Attestation always involves a "document" or a "quote" (two names for basically a byte buffer) and a signature from someone. Intel SGX & TDX => signature from intel. AMD SEV => signature from amd. AWS Nitro Enclaves => signature from aws.

Clients who want to talk to a service which has attestation send a nonce, and get back a doc with the nonce in it, and the clients have somewhere in them a hard coded certificate from Intel, AMD, AWS and they check that the doc has a good sig.

	▲	LoganDark 2 hours ago \| parent [-]
		Yes, though I see the term abused often enough that it's not enough for me to believe it's sound just from the use of the term attestation. Nowadays "attestation" is simply slang for "validate we can trust [something]". I didn't see any mechanism described in the article to validate that the weights actually being used are the same as the weights that were hashed. In a real attestation scheme you would do something like have the attesting device generate a hardware-backed key to be used for communications to and from it, to ensure it is not possible to use an attestation of one device to authenticate any other device or a man-in-the-middle. Usually for these devices you can verify the integrity of the hardware-backed key as well. Of course all of this is moot though if you can trick an authorized device into signing or encrypting/decrypting anything attacker-provided, which is where many systems fail.

▲

FrasiertheLion 2 hours ago | parent | prev [-]
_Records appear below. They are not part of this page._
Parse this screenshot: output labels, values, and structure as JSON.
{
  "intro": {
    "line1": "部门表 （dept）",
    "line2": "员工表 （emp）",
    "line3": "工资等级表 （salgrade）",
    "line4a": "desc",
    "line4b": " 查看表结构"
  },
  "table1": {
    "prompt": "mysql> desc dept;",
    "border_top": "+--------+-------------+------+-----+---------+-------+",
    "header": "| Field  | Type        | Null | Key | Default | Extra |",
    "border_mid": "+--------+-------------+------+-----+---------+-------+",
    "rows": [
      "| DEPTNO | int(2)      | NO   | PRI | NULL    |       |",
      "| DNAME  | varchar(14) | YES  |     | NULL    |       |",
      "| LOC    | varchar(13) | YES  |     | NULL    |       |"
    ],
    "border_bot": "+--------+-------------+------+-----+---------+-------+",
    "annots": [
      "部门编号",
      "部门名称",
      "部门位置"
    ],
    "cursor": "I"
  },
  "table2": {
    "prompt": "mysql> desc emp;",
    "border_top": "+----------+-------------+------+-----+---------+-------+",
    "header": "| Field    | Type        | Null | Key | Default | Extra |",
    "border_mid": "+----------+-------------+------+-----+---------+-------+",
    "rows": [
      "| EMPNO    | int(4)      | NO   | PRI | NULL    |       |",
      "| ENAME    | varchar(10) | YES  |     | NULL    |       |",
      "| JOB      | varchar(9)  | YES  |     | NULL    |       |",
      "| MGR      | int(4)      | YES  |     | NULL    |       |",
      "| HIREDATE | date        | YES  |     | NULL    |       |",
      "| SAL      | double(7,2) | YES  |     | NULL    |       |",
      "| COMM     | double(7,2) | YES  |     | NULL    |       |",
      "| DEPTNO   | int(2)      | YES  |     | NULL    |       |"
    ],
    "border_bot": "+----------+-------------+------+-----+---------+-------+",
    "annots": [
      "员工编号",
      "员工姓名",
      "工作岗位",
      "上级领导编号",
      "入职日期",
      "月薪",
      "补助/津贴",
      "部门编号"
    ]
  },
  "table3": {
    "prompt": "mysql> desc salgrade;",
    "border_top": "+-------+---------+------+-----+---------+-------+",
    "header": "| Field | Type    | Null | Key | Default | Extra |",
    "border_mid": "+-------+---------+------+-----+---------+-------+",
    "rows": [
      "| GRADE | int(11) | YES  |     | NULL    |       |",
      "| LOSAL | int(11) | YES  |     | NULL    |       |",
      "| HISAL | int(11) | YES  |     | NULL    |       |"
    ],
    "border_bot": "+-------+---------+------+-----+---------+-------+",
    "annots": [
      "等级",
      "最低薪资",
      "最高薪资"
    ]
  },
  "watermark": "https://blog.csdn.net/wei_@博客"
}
There’s a few components that are necessary to make it work:

1. The provider open sources the code running in the enclave and pins the measurement to a transparency log such as Sigstore

2. On each connection, the client SDK fetches the measurement of the code actually running (through a process known as remote attestation)

3. The client checks that the measurement that the provider claimed to be running exactly matches the one fetched at runtime.

We explain this more in a previous blog: https://tinfoil.sh/blog/2025-01-13-how-tinfoil-builds-trust

▲

LoganDark 2 hours ago | parent [-]

What enclave are you using? Is it hardware-backed?

Edit: I found https://github.com/tinfoilsh/cvmimage which says AMD SEV-SNP / Intel TDX, which seems almost trustworthy.

▲

FrasiertheLion 2 hours ago | parent [-]

Yes, we use Intel TDX/AMD SEV-SNP with H200/B200 GPUs configured to run in Nvidia Confidential Computing mode

▲

LoganDark 2 hours ago | parent [-]

I would be interested to see Apple Silicon in the future, given its much stronger isolation and integrity guarantees. But that is an entirely different tech stack.

▲

julesdrean an hour ago | parent [-]

Apple does something very similar with Apple Private Cloud Compute. It's interesting cause their isolation argument is different. For instance, memory is not encrypted (so weaker protection against physical attacks), but they measure and guarantee integrity (and need to trust) all code running on the machine, not just inside the secure enclave.

Good question is how many lines of code do you need to trust at the end of the day between these different designs.

	▲	LoganDark 32 minutes ago \| parent [-]
		Lines of code hardly means anything, but I'd believe Apple has far fewer, given how aggressively they curtail their platforms rather than letting them collect legacy cruft.